In many papers it is said that for incompressible flows the best choice is when Ma << 1.
But when we take simple example:
dt_lb = dx_lb = 1 (as it is established in many papers)
u_lb = dx_lb / dt_lb = 1
c_s = u_lb/sqrt(3) = 1/sqrt(3)
Ma = u_lb / c_s > 1

So this is correct, where do I make a mistake in my thinking?
Thanks for help and advices.

Hi, as I know the u_lb is found by another formula: u_lb= u_ph dt_ph / dx_ph.
It is necessary to provide that Ma=|u_lb |/c_s should be small where c_s=1/sqrt(3).
Details will be explained by more skilled experts…

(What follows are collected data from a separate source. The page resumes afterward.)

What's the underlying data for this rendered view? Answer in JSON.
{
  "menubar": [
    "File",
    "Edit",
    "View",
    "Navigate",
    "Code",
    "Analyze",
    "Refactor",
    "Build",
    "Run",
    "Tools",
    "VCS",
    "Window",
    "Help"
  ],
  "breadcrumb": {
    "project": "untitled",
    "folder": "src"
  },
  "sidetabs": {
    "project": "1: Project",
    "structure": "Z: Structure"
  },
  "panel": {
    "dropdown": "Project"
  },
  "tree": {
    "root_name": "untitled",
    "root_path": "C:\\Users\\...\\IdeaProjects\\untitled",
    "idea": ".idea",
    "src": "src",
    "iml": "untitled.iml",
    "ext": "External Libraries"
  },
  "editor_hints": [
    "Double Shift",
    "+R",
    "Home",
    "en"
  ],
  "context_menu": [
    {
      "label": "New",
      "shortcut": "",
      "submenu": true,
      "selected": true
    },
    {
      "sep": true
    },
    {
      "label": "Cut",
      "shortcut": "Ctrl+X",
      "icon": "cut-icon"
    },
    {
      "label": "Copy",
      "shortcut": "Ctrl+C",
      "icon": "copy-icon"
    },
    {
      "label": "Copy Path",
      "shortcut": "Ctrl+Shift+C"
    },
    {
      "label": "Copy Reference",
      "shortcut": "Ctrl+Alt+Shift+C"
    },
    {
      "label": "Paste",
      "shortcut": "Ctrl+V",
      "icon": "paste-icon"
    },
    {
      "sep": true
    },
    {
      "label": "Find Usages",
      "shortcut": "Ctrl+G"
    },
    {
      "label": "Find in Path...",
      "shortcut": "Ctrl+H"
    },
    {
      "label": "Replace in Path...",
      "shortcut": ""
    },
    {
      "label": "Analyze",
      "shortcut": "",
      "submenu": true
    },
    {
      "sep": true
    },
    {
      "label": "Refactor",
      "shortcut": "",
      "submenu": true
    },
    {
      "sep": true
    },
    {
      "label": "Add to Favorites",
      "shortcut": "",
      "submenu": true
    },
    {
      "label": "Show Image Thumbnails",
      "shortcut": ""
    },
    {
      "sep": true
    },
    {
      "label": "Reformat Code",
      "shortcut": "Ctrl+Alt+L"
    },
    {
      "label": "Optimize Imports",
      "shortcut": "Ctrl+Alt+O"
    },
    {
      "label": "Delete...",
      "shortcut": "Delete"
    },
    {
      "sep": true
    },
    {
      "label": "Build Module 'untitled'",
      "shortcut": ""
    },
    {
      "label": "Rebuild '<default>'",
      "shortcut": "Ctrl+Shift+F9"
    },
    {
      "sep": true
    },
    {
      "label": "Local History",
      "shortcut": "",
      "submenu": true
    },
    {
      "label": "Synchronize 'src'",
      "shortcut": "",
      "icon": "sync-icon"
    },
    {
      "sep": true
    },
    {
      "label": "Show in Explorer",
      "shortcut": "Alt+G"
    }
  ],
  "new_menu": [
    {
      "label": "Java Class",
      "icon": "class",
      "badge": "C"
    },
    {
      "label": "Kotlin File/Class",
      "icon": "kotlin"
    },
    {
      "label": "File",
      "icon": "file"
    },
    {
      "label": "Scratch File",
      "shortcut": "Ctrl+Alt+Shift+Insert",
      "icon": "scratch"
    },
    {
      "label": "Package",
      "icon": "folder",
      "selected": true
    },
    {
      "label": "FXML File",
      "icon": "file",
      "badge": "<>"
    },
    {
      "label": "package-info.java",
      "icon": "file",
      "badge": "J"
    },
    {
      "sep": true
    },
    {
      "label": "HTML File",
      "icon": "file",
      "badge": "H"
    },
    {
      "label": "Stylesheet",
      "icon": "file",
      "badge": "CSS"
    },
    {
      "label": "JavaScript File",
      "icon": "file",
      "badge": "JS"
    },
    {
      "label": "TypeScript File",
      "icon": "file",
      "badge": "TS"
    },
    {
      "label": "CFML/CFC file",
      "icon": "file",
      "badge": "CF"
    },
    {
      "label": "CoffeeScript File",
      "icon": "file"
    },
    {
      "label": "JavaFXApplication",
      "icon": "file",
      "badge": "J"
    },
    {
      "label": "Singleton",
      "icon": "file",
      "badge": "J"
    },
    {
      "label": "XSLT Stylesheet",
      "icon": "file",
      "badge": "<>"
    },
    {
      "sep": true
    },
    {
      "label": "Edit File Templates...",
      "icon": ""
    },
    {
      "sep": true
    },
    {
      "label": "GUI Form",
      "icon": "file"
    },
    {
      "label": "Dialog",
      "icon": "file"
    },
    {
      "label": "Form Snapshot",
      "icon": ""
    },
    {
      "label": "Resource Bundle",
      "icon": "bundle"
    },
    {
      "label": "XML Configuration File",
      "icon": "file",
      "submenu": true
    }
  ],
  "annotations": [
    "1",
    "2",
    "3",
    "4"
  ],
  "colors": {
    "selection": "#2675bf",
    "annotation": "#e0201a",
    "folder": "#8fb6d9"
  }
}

Yes, I think that your equation are also right.
But I think also that:
u_lb = dx_lb / dt_lb

so my question is still unresolved:)


But, Is Mach Number u_flow/c_s ?

u_flow: flow velocity
c_s: speed of sound


There are three categories velocity in LBM: the first one is molecular velocity (v_molecular) which is as the same order with Sound speed, in the LBM v_molecular=u_lb ; the second is the fluid velocity (v_fluid); the third is the peculiar velocity: v_perculiar=v_molecular-v_fluid.

Ma=v_fluid/Sound_speed——as daralcan posted.

So if want to calculate Ma in blood flow
I need sound_speed in blood ???


Speed of sound;

c_s= u_lb/3^0.5.

So speed of sound depends on your mesh conditions and time step size.